Friday, October 2, 2009

Valuation

So in Corporate Finance, we're talking about valuation - how to value a company or a capital project. I work in IT, so it's interesting to see how the financial end of the decision-making process is managed. So many technology projects are rolled out with no concern as to the initial or ongoing expenses, and no regard as to what processes they are replacing, it's wasteful. 

Our case for last night's class had some interesting nuances to it. It revolved around a pharmaceutical company considering an opportunity to license an unapproved drug from another company. The pharmaceutical company would pay the costs to test and shepherd the drug through the FDA approval process. What was interesting to me was how to factor in the chances of successfully getting through each trial, along with the potential for the drug to have more than one benefit. 

Once the options were laid out in a decision tree, it was just like game theory: start at the end, and work backwards to see which branches were profitable. As it turned out, they all were, though some were more profitable than others.

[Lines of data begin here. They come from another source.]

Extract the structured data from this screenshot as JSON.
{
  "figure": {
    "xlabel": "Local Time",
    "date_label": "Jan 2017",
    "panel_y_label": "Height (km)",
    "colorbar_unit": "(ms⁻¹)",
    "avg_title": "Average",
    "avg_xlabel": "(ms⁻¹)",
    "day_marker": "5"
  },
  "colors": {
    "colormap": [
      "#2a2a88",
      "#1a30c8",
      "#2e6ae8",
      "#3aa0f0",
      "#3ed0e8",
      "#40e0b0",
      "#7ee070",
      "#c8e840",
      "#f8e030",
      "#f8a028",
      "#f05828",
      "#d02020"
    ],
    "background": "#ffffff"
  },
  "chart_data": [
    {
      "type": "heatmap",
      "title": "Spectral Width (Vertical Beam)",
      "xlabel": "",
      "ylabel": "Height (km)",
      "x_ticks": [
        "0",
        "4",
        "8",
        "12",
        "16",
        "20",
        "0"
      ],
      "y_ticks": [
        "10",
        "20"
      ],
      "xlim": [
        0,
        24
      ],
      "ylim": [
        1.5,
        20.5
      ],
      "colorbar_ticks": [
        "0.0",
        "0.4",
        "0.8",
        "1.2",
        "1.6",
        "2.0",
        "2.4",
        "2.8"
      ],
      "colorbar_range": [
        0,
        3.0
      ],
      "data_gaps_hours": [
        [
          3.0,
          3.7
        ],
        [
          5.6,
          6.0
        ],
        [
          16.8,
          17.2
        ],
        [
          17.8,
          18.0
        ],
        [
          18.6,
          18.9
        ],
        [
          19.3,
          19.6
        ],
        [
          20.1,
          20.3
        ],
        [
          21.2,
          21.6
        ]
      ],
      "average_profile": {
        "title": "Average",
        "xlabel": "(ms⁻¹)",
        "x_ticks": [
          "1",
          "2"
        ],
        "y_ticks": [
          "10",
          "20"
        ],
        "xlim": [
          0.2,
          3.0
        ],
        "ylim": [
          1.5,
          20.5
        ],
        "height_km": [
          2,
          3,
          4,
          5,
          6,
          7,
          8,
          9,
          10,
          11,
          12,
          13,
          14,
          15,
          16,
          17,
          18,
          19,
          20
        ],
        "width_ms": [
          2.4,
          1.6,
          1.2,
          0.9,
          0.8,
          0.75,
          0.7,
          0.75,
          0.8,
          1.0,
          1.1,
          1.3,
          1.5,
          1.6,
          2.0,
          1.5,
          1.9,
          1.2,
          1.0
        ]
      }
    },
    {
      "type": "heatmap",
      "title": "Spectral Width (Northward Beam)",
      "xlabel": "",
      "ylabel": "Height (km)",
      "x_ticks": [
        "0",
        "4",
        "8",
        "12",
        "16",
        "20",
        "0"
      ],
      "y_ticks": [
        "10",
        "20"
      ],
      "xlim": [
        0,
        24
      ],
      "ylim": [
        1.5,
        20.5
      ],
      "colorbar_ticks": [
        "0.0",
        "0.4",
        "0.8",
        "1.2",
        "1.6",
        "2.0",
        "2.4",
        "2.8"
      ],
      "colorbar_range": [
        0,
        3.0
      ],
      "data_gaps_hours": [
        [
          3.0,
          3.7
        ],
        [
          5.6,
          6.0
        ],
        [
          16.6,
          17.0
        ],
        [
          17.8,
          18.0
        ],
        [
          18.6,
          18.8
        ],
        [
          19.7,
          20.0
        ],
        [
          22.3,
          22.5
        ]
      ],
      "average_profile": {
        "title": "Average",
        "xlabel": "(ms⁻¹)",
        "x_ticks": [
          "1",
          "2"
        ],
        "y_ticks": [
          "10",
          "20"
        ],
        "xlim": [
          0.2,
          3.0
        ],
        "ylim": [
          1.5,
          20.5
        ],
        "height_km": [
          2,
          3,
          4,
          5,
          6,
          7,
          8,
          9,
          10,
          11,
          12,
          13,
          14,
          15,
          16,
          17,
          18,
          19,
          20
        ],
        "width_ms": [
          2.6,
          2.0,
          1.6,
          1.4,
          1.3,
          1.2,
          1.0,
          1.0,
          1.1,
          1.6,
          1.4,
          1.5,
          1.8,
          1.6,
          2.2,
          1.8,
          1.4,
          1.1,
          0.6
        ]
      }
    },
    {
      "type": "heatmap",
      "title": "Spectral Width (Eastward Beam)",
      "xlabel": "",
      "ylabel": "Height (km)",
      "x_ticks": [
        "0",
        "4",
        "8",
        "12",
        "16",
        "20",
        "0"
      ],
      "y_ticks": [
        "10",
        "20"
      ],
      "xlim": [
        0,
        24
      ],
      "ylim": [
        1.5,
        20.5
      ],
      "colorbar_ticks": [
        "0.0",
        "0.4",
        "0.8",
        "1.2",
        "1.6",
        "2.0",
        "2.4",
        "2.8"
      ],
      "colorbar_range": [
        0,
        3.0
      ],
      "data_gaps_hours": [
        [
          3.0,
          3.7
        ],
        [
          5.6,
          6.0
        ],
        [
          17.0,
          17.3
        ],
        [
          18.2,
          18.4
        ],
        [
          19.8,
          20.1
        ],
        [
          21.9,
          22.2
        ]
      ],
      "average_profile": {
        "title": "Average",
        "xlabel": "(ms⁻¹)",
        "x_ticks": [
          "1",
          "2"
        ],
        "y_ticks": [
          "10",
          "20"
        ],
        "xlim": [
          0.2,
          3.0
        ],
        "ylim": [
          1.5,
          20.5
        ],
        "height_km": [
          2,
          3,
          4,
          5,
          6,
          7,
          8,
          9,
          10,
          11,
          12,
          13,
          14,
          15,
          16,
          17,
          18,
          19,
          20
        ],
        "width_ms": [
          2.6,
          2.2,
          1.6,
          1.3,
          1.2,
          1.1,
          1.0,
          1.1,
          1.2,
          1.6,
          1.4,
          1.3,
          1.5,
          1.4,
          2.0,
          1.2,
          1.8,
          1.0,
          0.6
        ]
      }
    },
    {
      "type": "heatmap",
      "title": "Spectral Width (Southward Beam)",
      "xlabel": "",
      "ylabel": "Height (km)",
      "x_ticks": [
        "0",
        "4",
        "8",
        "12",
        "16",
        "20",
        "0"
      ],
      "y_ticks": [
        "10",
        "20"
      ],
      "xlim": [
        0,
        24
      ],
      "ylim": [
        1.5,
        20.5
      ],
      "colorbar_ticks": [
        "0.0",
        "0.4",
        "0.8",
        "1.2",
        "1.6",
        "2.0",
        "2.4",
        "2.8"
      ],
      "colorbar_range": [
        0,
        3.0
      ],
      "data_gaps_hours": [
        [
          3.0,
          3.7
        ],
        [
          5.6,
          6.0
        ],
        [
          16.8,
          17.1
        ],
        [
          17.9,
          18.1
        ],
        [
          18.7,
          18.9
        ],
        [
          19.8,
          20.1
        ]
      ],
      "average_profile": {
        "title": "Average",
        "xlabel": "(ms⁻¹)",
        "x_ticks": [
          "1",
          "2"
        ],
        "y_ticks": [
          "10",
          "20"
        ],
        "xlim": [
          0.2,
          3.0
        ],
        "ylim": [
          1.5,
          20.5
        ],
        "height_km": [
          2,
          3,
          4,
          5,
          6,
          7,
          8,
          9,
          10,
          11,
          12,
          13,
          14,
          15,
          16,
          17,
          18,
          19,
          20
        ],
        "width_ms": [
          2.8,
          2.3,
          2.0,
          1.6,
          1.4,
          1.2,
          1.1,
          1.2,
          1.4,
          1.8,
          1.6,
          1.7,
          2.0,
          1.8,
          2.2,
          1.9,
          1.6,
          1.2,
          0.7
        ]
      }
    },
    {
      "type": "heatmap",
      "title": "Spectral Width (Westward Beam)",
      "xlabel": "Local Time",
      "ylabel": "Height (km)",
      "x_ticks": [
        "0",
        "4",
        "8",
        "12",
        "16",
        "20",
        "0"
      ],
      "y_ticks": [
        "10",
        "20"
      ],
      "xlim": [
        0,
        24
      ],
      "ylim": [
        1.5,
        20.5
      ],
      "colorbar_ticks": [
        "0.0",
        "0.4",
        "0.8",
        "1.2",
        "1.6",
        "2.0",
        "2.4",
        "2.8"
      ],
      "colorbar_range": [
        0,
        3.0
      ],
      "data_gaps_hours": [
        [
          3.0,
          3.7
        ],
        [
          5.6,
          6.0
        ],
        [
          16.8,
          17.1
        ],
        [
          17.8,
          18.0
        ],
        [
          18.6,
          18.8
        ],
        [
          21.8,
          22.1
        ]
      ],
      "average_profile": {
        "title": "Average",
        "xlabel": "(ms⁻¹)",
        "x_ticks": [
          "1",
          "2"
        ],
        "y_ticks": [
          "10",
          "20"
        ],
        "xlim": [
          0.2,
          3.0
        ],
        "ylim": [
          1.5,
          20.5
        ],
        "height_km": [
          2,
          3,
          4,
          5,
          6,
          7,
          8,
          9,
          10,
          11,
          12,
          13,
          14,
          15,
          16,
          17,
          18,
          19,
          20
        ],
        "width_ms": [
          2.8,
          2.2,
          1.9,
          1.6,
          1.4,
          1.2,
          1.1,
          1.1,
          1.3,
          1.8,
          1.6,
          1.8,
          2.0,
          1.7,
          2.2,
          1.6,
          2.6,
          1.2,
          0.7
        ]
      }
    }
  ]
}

My own company is engaged in the same process, but in reverse. We are divesting one of our flagship business units. How do you place a value on that? According to class, we'd have to look at the net present value of the company, which, based on their business model to date, would be diminishing (this is my speculation, and not a representation of my company's position, or based on any information not already public). What are the employees worth - thinking back to Strategy II, is this business unit an EVP or AVP proposition? From where I sit, they're on the cusp, and that makes the valuation all the more awkward.